Cet article a déjà 12 ans : il contient peut-être des informations devenues obsolètes.

Mon ami, je viens de terminer la lecture de ta lettre et je ne puis m’empêcher d’y répondre.

Je sais que tu as écrit ceci au jour mourant ; je sais que tu m’as lancée, là-bas, au vent. Je n’aurais jamais dû te lire, mais vois-tu, c’est là la beauté de la vie : certaines situations ne surviennent que lorsqu’elles sont inespérées.

Ainsi, je ne serais rien d’autre que ton œuvre, que le souffle que tu m’as donnée et qui déjà faisait crier la tempête de mon amour latent ? J’ai le souvenir d’une aube qui s’est couchée sous ta main, prétextant la recherche des ténèbres. J’aurais voulu te cacher ma nudité, ce matin là. Je t’ai senti terrible au fond de toi et j’ai voulu, un instant, t’appartenir toute entière.

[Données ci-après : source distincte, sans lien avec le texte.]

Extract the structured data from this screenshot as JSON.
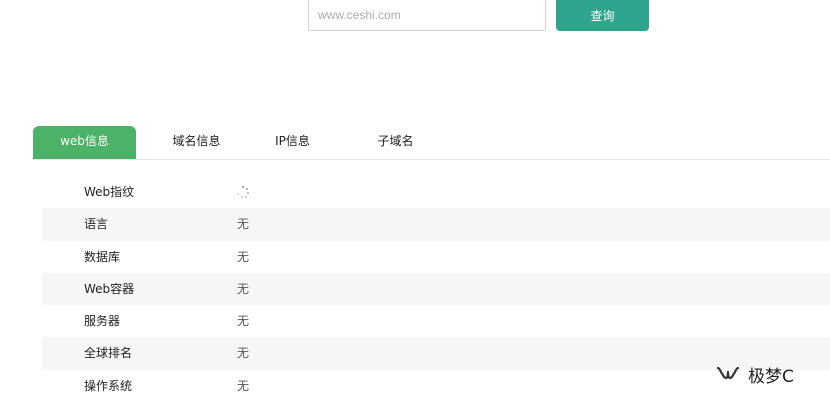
{
  "search": {
    "placeholder": "www.ceshi.com",
    "value": "",
    "button_label": "查询"
  },
  "tabs": [
    {
      "label": "web信息",
      "active": true
    },
    {
      "label": "域名信息",
      "active": false
    },
    {
      "label": "IP信息",
      "active": false
    },
    {
      "label": "子域名",
      "active": false
    }
  ],
  "info_rows": [
    {
      "label": "Web指纹",
      "value": "",
      "loading": true
    },
    {
      "label": "语言",
      "value": "无"
    },
    {
      "label": "数据库",
      "value": "无"
    },
    {
      "label": "Web容器",
      "value": "无"
    },
    {
      "label": "服务器",
      "value": "无"
    },
    {
      "label": "全球排名",
      "value": "无"
    },
    {
      "label": "操作系统",
      "value": "无"
    }
  ],
  "watermark": {
    "text": "极梦C",
    "icon": "wechat-channel-icon"
  },
  "colors": {
    "button": "#2ea58c",
    "active_tab": "#4cb267",
    "stripe": "#f6f6f6"
  }
}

La nuit était levée, et j’étais vivante et tu étais absent. J’ai voulu consacrer le silence de ton sommeil ; un coup d’oeil à la lune teintée du feuillage printanier et je me laissais tomber dans l’eau de mer glacée. L’espoir m’appelait-il ? Je ne le sais pas, mais je n’ai plus jamais senti ta caresse me retenir.

Suis-je ta création, doux amour ? Tu es mort, ce soir, sous l’œil vert – demain, la pluie ; je te possède à présent.

M’as-tu désirée ? Tu m’as donné au vent, et je l’habite et il m’habite.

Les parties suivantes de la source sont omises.